Bello sentire anche solo poche battute di Shakespeare recitate in lingua d’origine. Scelta che magari qualcuno potrebbe non aver apprezzato ma, a mio parere, azzeccata.
L’impressione che il regista abbia posto particolare attenzione ai movimenti degli attori a pochi centimetri dal pubblico, è forte. L’esagerazione di alcuni gesti o la loro attenta sincronia suggeriscono un inusuale incontro tra recitazione e danza.

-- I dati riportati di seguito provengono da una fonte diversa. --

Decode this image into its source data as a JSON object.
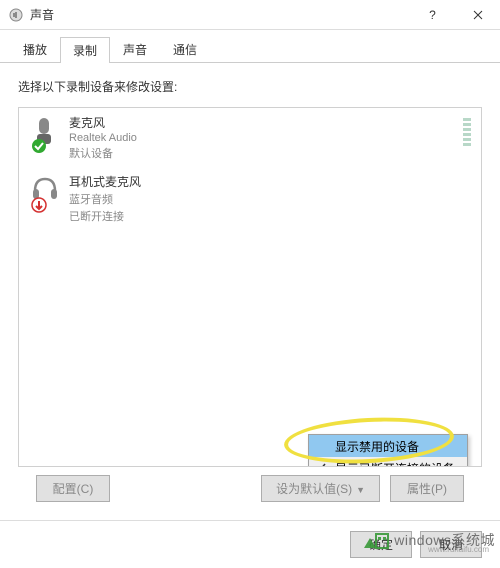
{
  "window": {
    "title": "声音"
  },
  "tabs": [
    "播放",
    "录制",
    "声音",
    "通信"
  ],
  "active_tab_index": 1,
  "instruction": "选择以下录制设备来修改设置:",
  "devices": [
    {
      "name": "麦克风",
      "provider": "Realtek Audio",
      "status": "默认设备",
      "icon": "mic",
      "badge": "check"
    },
    {
      "name": "耳机式麦克风",
      "provider": "蓝牙音频",
      "status": "已断开连接",
      "icon": "headset",
      "badge": "down"
    }
  ],
  "context_menu": {
    "items": [
      {
        "label": "显示禁用的设备",
        "checked": false,
        "highlighted": true
      },
      {
        "label": "显示已断开连接的设备",
        "checked": true,
        "highlighted": false
      }
    ]
  },
  "buttons": {
    "configure": "配置(C)",
    "set_default": "设为默认值(S)",
    "properties": "属性(P)",
    "ok": "确定",
    "cancel": "取消"
  },
  "watermark": {
    "text": "windows系统城",
    "sub": "www.ruhaifu.com"
  },
  "colors": {
    "highlight": "#90c8f0",
    "marker": "#f0e040"
  }
}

Nello spazio Assoli si tirano le corde del sogno fino a renderle tese come quella che, posta a pochi centimetri dal pavimento, sembra essere l’unico limite che separa il pubblico dall’azione e che diventa anche scenografia, confine tra realtà e favola, cambiando colore dal nero al bianco mentre Puck si prende gioco dei quattro malcapitati amanti.
Tutto è molto acrobatico e non posso escludere la concreta eventualità che lo spettatore che non ha mai incontrato il testo originale, che non ha mai fatto una gita a Stratford-On-Avon, che non ha mai visto il film con Michelle Pfeiffere e Rupert Everett, rimanga, al calar del sipario, assai perplesso.
Alcuni intrecci scivolano veloci, non prendono corpo, e la dimensione della favola un po’ evapora. Dov’è la realtà e dove inizia il sogno? Sembrerebbe ridursi tutto ad una questione di ragione e sentimento tra quattro giovani dabbene in salsa fantasy. Dov’è finito Bottom con la testa d’asino? Tutta qua l’opera del Bardo?
Le acrobazie di Sparno sono certamente più godibili se si prende tutta la faccenda come la rivisitazione di un classico. Del resto i classici sono fatti apposta per essere rivisitati da chi ha l’ardire e le capacità per farlo e la produzione della Casa del Contemporaneo è ben riuscita. Fresca, leggera, coinvolgente, interpretata da attori valorosi. Dei cinque originari atti resta lo spunto del gioco di equilibri e contrasti tra commedia e dramma, tra reale e il sogno, con un occhio di riguardo al tema dell’amore.
Del classico, conserva opportunamente l’iconico commiato di Puck dal pubblico, unico brano che Lizama recita in un italiano un po’ esotico e stentato che forse, perché mi trovavo nel cuore dei Quartieri Spagnoli, mi ha tanto ricordato il commiato di Totò alla fine di Miseria e nobiltà.